Proszę, nie rób mi tego. Kocham cię. Obudź się. Chcę już zobaczyć twój uśmiech. Proszę kochanie. Już nigdy nie pozwolę cię skrzywdzić. Zamknęli ich, wiesz? Już nic ci nie zrobią. Jak się obudzisz to wszystko ci opowiem. Obiecuję. Kocham cię kotku.Skończyłem swój monolog i wiedząc, że nie wyjde z tąd dopóki Mela nie otworzy oczu poszedłem po kawę.

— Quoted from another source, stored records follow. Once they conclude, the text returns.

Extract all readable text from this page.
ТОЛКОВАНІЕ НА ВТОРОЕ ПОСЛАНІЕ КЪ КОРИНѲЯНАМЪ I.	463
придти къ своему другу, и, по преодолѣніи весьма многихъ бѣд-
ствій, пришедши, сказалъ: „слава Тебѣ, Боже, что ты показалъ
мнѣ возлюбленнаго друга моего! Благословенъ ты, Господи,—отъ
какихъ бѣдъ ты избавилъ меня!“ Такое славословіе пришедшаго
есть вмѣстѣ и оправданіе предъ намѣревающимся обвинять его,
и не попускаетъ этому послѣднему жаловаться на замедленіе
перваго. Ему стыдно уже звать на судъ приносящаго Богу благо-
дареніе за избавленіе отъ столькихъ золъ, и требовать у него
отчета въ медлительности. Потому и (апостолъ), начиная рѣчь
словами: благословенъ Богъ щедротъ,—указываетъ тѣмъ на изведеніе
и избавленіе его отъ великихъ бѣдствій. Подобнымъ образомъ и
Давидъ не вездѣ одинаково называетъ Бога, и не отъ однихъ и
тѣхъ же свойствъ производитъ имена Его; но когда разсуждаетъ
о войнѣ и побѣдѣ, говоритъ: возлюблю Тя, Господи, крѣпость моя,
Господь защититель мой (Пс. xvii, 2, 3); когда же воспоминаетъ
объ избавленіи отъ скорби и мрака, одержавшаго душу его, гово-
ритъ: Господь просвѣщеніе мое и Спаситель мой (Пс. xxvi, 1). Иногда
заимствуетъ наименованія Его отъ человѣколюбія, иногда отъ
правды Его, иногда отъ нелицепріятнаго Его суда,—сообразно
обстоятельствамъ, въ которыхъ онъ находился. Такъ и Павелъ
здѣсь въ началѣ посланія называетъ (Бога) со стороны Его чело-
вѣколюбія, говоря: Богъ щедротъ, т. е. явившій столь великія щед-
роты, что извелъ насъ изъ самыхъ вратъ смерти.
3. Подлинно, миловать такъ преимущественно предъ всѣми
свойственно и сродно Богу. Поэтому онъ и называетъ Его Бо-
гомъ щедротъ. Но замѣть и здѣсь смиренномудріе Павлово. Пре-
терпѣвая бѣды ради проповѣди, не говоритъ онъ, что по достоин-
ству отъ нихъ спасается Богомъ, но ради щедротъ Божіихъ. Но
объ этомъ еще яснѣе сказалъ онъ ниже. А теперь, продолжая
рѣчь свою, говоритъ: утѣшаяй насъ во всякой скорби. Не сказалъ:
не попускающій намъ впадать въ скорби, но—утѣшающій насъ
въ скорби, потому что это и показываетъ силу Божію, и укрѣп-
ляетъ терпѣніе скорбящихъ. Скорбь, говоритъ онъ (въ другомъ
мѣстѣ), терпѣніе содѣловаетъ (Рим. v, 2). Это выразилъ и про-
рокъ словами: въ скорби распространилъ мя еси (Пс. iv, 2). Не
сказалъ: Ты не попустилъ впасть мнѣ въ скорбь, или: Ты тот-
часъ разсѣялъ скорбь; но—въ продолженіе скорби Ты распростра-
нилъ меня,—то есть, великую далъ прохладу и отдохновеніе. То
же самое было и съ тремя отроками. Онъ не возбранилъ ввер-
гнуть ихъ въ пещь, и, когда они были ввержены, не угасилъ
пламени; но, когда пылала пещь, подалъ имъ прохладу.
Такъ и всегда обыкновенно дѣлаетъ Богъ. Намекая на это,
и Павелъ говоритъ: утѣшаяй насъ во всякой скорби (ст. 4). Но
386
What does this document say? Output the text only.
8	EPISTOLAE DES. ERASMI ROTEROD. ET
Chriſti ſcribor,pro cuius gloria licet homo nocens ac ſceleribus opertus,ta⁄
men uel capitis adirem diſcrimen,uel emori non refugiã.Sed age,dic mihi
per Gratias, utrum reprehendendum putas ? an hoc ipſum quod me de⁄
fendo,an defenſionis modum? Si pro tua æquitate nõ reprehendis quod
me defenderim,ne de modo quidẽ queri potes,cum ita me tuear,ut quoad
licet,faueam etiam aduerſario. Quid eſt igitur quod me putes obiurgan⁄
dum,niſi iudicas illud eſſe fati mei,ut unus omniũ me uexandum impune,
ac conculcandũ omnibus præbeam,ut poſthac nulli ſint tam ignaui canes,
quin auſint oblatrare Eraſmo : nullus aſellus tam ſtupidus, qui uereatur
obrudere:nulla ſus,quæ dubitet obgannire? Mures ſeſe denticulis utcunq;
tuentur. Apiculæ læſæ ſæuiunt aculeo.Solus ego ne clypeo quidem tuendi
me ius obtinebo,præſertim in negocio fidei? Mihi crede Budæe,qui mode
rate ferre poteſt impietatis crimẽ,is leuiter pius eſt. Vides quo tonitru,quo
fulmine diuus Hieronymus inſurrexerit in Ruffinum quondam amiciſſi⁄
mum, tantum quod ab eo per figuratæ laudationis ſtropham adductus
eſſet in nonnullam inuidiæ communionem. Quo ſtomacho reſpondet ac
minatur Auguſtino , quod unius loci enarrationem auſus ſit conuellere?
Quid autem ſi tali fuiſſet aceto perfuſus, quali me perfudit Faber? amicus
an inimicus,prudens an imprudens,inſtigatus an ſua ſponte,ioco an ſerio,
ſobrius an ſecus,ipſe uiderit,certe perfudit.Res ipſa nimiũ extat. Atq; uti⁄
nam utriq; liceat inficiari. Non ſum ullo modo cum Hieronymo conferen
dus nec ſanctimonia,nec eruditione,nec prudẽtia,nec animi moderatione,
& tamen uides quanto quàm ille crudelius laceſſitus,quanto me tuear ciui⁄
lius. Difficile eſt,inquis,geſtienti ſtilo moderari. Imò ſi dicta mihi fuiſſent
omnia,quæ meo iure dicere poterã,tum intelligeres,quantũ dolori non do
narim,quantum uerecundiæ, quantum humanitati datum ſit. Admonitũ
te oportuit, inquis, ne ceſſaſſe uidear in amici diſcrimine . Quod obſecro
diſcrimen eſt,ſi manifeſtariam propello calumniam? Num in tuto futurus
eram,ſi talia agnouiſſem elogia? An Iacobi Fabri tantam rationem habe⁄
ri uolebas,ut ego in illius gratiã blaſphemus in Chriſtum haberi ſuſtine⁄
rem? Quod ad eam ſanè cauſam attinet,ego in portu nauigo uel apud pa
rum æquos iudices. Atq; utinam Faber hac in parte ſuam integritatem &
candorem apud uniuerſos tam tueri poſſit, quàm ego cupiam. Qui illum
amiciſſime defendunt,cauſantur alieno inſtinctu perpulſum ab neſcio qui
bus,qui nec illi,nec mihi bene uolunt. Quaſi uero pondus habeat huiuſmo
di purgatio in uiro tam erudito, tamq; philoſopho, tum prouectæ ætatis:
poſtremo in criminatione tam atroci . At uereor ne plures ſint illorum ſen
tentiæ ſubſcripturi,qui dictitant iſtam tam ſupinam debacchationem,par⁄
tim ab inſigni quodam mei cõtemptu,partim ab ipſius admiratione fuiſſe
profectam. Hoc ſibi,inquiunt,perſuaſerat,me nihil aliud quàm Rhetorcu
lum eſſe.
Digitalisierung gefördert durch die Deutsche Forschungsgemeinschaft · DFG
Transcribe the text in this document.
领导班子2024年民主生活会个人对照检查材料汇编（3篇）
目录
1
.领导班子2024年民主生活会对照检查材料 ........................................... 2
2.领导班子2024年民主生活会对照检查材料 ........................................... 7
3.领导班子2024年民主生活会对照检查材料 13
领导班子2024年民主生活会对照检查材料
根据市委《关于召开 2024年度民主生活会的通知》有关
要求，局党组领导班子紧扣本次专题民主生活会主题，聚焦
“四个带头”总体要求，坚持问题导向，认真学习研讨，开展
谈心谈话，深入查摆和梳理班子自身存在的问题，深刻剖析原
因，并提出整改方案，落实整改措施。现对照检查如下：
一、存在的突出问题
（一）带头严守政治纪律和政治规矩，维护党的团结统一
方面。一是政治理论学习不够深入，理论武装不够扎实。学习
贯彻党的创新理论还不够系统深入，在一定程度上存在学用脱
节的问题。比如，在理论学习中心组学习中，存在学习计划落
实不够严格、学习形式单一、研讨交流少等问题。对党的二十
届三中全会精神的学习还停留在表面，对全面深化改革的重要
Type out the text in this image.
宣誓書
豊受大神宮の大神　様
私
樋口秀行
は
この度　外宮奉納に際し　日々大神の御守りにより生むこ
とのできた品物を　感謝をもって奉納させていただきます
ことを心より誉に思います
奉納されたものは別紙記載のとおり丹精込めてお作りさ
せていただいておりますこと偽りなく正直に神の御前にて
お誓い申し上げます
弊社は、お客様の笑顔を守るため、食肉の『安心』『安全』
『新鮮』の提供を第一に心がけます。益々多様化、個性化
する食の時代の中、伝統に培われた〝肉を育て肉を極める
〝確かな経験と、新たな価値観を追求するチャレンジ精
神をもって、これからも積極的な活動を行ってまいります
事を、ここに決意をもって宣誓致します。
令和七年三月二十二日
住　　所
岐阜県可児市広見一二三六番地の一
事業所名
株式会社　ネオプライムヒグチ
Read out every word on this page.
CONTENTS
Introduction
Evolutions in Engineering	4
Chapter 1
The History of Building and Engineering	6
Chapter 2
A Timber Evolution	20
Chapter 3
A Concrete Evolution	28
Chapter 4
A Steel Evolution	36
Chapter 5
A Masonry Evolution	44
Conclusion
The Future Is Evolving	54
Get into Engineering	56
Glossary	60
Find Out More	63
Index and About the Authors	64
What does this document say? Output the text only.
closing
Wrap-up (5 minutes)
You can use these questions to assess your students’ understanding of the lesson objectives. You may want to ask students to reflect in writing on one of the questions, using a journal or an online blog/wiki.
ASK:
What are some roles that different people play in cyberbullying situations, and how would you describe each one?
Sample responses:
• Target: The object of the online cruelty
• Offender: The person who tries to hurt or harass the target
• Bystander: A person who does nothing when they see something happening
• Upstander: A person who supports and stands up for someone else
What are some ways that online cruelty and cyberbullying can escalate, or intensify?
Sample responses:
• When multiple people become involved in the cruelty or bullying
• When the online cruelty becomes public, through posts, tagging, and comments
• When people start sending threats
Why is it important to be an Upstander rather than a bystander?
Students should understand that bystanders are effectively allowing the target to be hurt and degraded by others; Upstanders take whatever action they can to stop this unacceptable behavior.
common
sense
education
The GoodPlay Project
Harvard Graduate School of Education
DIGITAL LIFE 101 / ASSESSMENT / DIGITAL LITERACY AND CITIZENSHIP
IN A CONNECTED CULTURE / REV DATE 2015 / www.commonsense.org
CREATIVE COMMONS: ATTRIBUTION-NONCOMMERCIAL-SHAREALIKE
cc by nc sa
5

Gdy już otworzyłem drzwi do sali zobaczyłem Zayna jak siedzi przy Melci.
- Hey Mendes. Jak tam?- zapytał nadal patrząc się na moją narzeczoną.
-Ta doba będzie decydująca.-wyszeptałem.
- Wyjdzie z tego. Melania jest bardzo silna.
-Wiem. Wierze w nią. - przerwałem na chwilę.- Bez niej... Wole nie myśleć co by było bez niej.- przyznałem siadając po jej drugiej stronie.
- Jak się wybudzi to postaram się jej załatwić opiekę w domu żeby była cały czas przy tobie. Chcę dla niej jak najlepiej.
- Dzięki stary.
-Hey.Jestem od ciebie straszy.- oburzył się Malik.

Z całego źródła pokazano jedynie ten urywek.